OTTAWA, Canada, April 22, 2013/African Press Organization (APO)/ – African households will be better able to increase their food production and incomes as they improve their ability to adapt to the impacts of deforestation and the effects of weather on food security and livelihoods. Today, in recognition of Earth Day, Pierre Lemieux, MP for Glengarry-Prescott-Russell and Parliamentary Secretary to the Minister of Agriculture, announced an agro-forestry initiative that will improve food production, reduce poverty and help African families adapt to weather-related challenges in the Democratic Republic of the Congo.
“Today is an opportunity to support people most in need around the world who face extreme weather-related challenges,” said Parliamentary Secretary Lemieux, on behalf of the Honourable Julian Fantino, Minister of International Cooperation. “Canada is committed to assisting vulnerable populations in Africa improve their ability to adapt to weather-related risks through the implementation of innovative and effective development measures that will help ensure sustainable access to food and livelihoods.”

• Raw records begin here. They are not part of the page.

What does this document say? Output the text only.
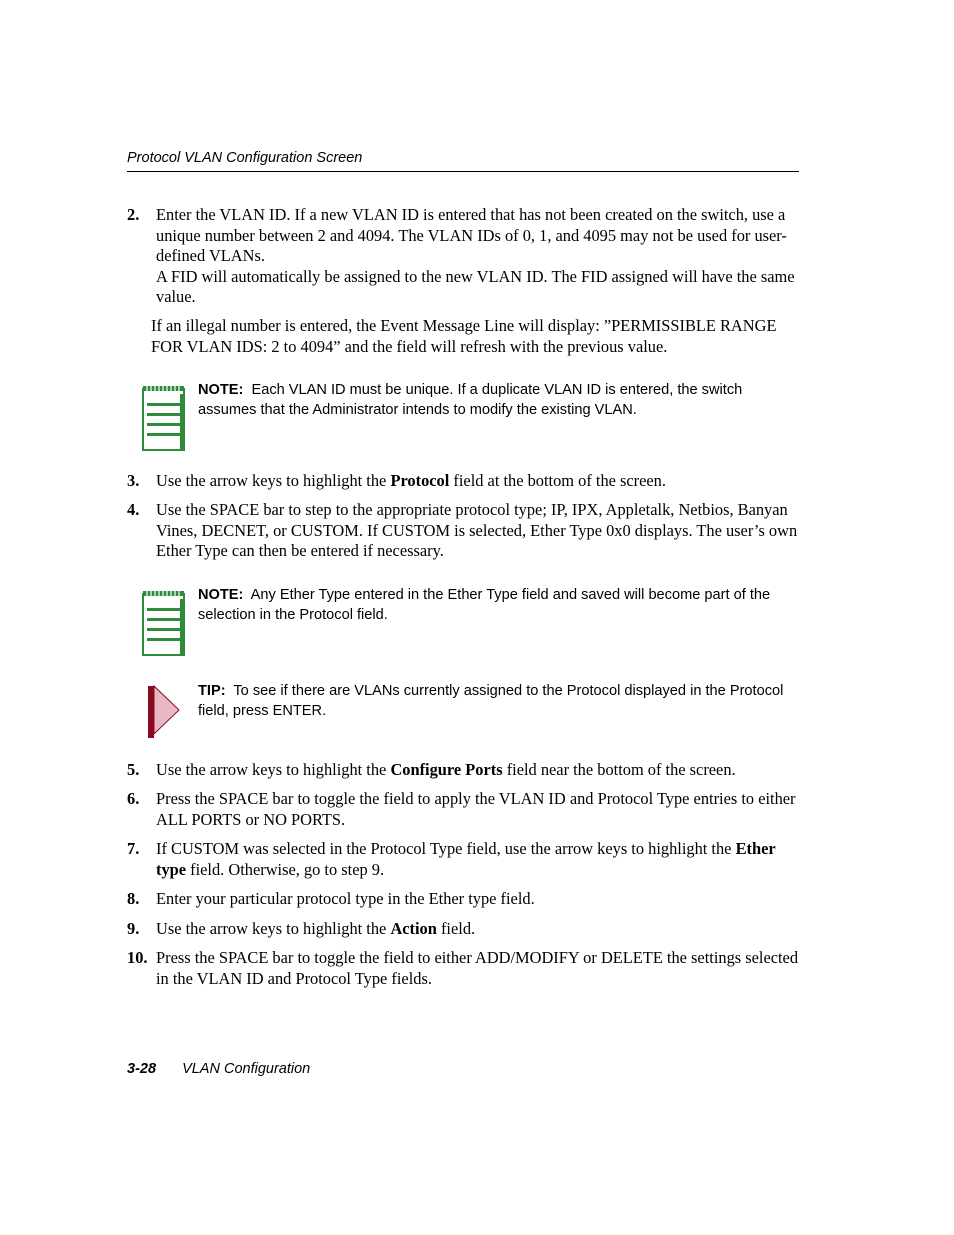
Protocol VLAN Configuration Screen
2.	Enter the VLAN ID. If a new VLAN ID is entered that has not been created on the switch, use a unique number between 2 and 4094. The VLAN IDs of 0, 1, and 4095 may not be used for user-defined VLANs.

A FID will automatically be assigned to the new VLAN ID. The FID assigned will have the same value.

If an illegal number is entered, the Event Message Line will display: ”PERMISSIBLE RANGE FOR VLAN IDS: 2 to 4094” and the field will refresh with the previous value.
NOTE: Each VLAN ID must be unique. If a duplicate VLAN ID is entered, the switch assumes that the Administrator intends to modify the existing VLAN.
3.	Use the arrow keys to highlight the Protocol field at the bottom of the screen.
4.	Use the SPACE bar to step to the appropriate protocol type; IP, IPX, Appletalk, Netbios, Banyan Vines, DECNET, or CUSTOM. If CUSTOM is selected, Ether Type 0x0 displays. The user’s own Ether Type can then be entered if necessary.
NOTE: Any Ether Type entered in the Ether Type field and saved will become part of the selection in the Protocol field.
TIP: To see if there are VLANs currently assigned to the Protocol displayed in the Protocol field, press ENTER.
5.	Use the arrow keys to highlight the Configure Ports field near the bottom of the screen.
6.	Press the SPACE bar to toggle the field to apply the VLAN ID and Protocol Type entries to either ALL PORTS or NO PORTS.
7.	If CUSTOM was selected in the Protocol Type field, use the arrow keys to highlight the Ether type field. Otherwise, go to step 9.
8.	Enter your particular protocol type in the Ether type field.
9.	Use the arrow keys to highlight the Action field.
10. Press the SPACE bar to toggle the field to either ADD/MODIFY or DELETE the settings selected in the VLAN ID and Protocol Type fields.
3-28 VLAN Configuration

Following a 2012 call for proposals, the Université de Guelph—Campus d’Alfred was selected to lead a project that aims to reduce poverty and increase food self-sufficiency in the Democratic Republic of the Congo, by increasing the production of renewable charcoal on farms that interplant acacia trees with cassava and corn. Twenty graduates from Kinshasa’s Institut des Sciences Agro-vétérinaires, and another 200 households from the surrounding area in the Democratic Republic of the Congo, will be trained in agro-forestry and entrepreneurship. The training, which aims to address the marketing of agricultural products, will help to create more jobs in and around Kinshasa. It will also help to partly respond to the food and energy needs of communities outside the capital city. The Institute’s graduates will be offered a parcel of land on which to implement the project’s agro-forestry model. This is particularly significant because it will help them generate up to $15,000 each in household income.
“There is no better day than today, Earth Day, to put a spotlight on this successful agro-forestry project that will effectively address climate change issues while ensuring the future of food security and economic growth for the people of the Democratic Republic of the Congo,” said Axel Alliez, International Projects Manager, Université de Guelph—Campus d’Alfred. “The Université de Guelph—Campus d’Alfred would like to acknowledge and thank the Government of Canada for supporting this important initiative that will make the implementation of an efficient agro-forestry model possible in order to improve crop yields and provide the Kinshasa area population with a renewable charcoal energy source.”
In addition to today’s announcement, Economic Action Plan (EAP) 2013 also reaffirmed Canada’s commitment to poverty reduction and food security. The Harper Government also announced in EAP2013 that the responsibilities of the Minister and the priority of international development and humanitarian assistance will be enshrined, for the first time ever, into law. The new Department of Foreign Affairs, Trade and Development will make Canada’s international assistance more focused, effective and aligned with Canada’s foreign policy objectives.